PowerBoost, which supplies temporary "burst" bandwidth for uploads, also has been added to the Preferred and Premier packages. PowerBoost for downloads has been available since 2007. This is the fifth consecutive year that Cox has enhanced the speed of its Internet services in northern Virginia (credit Verizon's FiOS service for that).
Verizon has boosted FiOS downstream speeds to 50 Mbps, with 20 Mbps upstream, for its top package, available everywhere FiOS is sold.
Cox customers will get the speed increases automatically in July, without need for a call or technician visit.
The PowerBoost feature means uses of the Preferred package will experience speeds up to 12.5 Mbps down/2.5 Mbps up. Premier customers can achieve 25 Mbps down/3.5 Mbps up.
Policy advocates often complain about the U.S. "broadband problem." Sometimes they mean it isn't available, isn't fast enough or costs too much. The evidence suggests availability isn't a problem. Whether a service is "fast enough" is a matter of interpretation, but I don't see evidence of anything but increasing speeds, often for the same cost. "Price" likewise is an issue.
With the exception of Japan and South Korea, though, cost per Mbps in the United States is quite comparable to nearly all other leading nations.
Complaining about broadband is a bit like similar observations we could easily have made about wireless penetration or use of text messaging, where U.S. users lagged way behind European users for quite some time. That "problem" doesn't exist anymore.
Neither will the "broadband" problem. Have there been issues with availability and speed? Yes. Are those problems in the process of resolution? Yes. Pointing to the existence of problems is fine. Ignoring clear evidence that problems rapidly are being fixed is either misinformed, intellectually dishonest or sloppy.
Some people like to say the definition of broadband is a problem, pointing to data collection that defines "broadband"--at minimum--as 200 kbps. That is wrong, also. The FCC recently changed its minimum definition to 768 kbps. A couple of points.
The only definition the global telecom industry ever has formally set was way back when ISDN was created. Broadband still formally is defined as any bit rate over "voice" rates of 64 kbps. So 128 kbps "traditionally" has been considered "broadband."
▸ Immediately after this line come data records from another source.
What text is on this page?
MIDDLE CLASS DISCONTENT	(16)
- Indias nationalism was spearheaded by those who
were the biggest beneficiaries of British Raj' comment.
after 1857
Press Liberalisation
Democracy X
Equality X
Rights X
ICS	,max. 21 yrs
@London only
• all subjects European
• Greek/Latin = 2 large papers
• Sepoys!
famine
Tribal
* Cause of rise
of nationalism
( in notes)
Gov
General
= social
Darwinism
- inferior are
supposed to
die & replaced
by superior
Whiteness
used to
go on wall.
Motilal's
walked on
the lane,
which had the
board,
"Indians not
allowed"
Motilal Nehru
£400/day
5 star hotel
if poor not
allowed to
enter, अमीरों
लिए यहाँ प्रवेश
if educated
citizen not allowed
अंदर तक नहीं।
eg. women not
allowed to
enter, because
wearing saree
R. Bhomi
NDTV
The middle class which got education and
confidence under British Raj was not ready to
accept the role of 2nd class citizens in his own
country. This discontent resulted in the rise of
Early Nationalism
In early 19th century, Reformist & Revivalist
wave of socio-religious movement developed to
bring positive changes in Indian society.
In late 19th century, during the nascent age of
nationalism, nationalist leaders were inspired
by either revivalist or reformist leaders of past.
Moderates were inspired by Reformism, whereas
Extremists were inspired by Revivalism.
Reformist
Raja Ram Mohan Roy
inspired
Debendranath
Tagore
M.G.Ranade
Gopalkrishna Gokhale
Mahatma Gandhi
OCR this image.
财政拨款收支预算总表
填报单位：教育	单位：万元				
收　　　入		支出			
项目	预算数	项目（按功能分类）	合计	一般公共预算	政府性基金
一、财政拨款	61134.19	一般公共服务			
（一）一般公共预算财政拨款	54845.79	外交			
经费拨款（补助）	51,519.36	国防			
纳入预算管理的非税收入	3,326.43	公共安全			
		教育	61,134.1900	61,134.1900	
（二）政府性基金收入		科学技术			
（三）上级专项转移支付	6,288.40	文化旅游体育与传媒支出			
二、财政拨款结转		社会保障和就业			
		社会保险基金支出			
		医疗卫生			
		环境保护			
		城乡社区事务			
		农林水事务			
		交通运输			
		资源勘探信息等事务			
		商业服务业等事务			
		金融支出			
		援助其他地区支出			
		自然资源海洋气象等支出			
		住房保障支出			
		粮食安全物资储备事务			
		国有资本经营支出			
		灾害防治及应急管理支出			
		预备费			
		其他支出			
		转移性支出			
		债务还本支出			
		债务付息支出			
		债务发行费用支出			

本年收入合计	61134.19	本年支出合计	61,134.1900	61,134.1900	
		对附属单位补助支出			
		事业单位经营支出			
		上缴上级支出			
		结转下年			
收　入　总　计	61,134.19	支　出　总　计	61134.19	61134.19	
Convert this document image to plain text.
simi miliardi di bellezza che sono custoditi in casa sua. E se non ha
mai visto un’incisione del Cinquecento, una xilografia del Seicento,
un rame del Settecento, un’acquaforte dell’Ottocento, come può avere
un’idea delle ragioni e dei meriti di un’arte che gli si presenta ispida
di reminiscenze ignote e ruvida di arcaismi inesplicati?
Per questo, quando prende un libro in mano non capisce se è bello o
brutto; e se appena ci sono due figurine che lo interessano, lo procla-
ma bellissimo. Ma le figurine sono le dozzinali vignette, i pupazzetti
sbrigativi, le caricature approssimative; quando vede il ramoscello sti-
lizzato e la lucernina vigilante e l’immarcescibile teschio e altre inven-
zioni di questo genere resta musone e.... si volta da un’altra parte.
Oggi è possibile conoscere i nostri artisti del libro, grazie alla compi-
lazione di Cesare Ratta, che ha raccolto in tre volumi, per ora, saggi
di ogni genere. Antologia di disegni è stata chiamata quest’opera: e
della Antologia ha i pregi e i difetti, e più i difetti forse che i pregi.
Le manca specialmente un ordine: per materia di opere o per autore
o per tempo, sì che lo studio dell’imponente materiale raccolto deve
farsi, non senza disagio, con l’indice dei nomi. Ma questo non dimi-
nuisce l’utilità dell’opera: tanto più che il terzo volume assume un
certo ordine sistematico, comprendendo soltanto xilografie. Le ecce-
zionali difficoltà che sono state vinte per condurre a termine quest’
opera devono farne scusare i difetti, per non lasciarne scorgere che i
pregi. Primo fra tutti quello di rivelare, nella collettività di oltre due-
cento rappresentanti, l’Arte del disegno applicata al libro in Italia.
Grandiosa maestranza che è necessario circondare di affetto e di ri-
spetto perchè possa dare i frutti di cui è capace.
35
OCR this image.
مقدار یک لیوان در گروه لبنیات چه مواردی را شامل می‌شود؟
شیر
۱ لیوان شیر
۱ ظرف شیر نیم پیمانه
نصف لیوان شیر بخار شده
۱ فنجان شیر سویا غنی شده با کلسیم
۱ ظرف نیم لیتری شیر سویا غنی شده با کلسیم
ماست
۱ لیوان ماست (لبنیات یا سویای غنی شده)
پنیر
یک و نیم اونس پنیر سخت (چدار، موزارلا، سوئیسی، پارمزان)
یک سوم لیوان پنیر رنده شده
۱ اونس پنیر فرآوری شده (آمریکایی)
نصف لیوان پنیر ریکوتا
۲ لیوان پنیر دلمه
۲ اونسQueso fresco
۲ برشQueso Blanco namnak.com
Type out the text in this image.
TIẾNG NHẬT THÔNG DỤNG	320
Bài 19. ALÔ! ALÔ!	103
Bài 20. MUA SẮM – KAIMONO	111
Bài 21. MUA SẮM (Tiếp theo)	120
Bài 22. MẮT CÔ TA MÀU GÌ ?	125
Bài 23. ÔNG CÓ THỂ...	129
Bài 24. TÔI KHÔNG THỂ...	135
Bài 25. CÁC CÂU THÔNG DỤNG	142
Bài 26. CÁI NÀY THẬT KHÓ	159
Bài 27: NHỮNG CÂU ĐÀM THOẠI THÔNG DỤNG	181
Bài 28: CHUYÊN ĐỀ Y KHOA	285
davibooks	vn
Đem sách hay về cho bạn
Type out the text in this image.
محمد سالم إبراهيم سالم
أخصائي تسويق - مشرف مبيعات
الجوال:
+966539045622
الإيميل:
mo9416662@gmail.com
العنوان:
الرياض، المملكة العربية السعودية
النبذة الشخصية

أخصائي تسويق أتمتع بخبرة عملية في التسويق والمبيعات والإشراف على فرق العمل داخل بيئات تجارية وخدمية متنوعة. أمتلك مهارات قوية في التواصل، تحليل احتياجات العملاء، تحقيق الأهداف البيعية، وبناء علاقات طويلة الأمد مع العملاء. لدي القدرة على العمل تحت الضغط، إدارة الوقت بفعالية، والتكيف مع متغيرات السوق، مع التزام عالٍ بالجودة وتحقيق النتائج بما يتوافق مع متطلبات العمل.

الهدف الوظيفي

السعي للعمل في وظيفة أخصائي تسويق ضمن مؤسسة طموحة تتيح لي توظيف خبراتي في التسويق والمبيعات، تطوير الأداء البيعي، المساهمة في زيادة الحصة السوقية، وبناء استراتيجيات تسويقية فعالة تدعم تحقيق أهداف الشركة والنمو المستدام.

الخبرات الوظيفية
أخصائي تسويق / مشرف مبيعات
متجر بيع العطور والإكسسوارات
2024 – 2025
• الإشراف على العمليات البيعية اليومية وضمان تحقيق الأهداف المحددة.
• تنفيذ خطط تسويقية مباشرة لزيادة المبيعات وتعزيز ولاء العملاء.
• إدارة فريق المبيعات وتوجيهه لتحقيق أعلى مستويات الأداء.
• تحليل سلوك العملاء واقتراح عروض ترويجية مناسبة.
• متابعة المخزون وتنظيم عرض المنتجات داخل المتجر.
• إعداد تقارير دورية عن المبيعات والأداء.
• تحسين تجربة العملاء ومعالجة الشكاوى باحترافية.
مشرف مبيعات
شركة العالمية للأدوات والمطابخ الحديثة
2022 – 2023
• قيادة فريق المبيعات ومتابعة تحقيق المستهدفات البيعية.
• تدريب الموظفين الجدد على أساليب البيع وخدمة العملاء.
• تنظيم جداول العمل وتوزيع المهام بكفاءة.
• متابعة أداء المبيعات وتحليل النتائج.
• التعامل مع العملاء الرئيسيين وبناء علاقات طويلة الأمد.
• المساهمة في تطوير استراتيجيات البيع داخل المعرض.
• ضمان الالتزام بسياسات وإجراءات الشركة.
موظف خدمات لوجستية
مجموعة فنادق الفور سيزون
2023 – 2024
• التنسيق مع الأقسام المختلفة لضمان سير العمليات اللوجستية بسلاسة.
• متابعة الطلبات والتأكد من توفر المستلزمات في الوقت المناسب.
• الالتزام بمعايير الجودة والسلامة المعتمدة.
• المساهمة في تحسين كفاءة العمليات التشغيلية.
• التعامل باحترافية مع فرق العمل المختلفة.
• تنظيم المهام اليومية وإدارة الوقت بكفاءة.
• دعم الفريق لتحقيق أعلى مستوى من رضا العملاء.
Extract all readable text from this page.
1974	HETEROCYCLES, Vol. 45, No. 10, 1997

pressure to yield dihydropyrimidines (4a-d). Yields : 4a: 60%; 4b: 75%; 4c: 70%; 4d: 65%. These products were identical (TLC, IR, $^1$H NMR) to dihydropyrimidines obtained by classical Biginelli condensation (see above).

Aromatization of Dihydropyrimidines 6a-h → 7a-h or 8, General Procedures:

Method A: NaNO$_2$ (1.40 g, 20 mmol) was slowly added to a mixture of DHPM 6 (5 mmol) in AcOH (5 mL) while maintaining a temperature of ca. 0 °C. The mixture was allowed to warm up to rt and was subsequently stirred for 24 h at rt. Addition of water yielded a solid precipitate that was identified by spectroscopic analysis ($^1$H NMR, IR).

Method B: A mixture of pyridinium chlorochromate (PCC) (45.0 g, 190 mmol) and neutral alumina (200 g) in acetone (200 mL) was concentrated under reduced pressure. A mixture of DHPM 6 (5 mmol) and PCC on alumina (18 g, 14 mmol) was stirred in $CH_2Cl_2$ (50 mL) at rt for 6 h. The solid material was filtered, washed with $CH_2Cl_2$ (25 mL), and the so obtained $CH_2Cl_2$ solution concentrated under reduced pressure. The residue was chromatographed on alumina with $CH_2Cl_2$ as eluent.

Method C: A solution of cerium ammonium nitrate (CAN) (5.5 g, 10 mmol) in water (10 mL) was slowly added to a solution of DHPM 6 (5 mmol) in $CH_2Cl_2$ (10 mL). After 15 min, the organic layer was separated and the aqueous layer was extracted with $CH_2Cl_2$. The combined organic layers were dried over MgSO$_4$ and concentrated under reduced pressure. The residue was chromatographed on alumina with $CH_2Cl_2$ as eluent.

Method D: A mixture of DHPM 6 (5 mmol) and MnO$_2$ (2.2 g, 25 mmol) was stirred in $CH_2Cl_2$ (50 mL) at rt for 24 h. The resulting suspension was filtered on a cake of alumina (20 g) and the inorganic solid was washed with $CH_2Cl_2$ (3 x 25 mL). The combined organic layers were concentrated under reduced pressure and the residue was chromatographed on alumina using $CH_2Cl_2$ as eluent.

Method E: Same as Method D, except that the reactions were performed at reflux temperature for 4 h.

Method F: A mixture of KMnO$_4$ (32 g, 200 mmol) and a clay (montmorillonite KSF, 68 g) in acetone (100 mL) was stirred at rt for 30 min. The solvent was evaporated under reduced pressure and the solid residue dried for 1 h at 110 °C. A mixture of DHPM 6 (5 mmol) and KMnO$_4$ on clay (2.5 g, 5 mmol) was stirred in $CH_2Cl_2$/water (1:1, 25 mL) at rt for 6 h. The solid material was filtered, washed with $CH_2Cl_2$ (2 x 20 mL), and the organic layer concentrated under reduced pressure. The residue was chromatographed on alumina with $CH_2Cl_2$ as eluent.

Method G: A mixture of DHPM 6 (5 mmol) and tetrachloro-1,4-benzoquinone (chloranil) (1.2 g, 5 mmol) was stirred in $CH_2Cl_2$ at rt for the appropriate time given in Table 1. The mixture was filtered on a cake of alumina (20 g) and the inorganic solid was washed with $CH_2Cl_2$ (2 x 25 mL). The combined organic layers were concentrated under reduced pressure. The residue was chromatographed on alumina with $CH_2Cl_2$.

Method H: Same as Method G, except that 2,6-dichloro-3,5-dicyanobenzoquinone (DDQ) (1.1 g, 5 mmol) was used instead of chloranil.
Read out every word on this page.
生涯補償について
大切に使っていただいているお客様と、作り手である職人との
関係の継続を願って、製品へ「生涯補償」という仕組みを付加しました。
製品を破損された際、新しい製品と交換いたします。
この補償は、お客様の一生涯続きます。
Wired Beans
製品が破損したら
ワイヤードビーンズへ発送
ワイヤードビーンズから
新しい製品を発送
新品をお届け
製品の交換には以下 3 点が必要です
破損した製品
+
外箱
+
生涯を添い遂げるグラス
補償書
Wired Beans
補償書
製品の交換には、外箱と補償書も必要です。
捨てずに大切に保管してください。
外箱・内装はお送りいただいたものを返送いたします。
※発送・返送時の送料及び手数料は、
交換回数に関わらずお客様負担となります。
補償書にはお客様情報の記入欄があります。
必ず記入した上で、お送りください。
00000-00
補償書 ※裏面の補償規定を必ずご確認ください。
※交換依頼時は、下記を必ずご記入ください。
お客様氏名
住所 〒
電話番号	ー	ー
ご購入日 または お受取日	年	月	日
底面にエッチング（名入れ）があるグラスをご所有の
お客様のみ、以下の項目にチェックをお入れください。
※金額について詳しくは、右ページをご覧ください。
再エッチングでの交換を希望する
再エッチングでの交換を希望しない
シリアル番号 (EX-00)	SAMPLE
Market have moving definitions. But you can hardly fault the FCC for initially setting a minimum standard that is in fact above the recognized global nomenclature. In recent practice, industry executives might have considered broadband to be 1.544 Mbps or above, while anything between 64 kbps and 1.544 Mbps is "wideband."
All that is meaningless. It will be even more meaningless when cable operators start branding some broadband speeds as "wideband," to suggest it is more bandwidth than "broadband." Markets may like that. But it doesn't change the only formal definition the global engineering community ever has embraced.
Also, "minimum" is one thing. "Maximum" or "mean" are other things. Megabit access now is the norm. Targets will continue to shift higher over time. Call it the broadband version of grade inflation. The minimum "passing" grade might be a "D." That doesn't mean people expect that to be the norm.
The United States once had a major "broadband" availability problem. It no longer has. There are places where "access" by wire remains a problem. Most of those places have satellite alternatives, though. And many places have fixed wireless access as well.
Honestly, most potential users have one or two wired networks to choose from, two satellite providers and two or three mobile providers. Many consumers soon will be able to choose from as many as five mobile broadband providers.
Under-supply won't be an issue for most, much longer. Over-supply is the looming problem.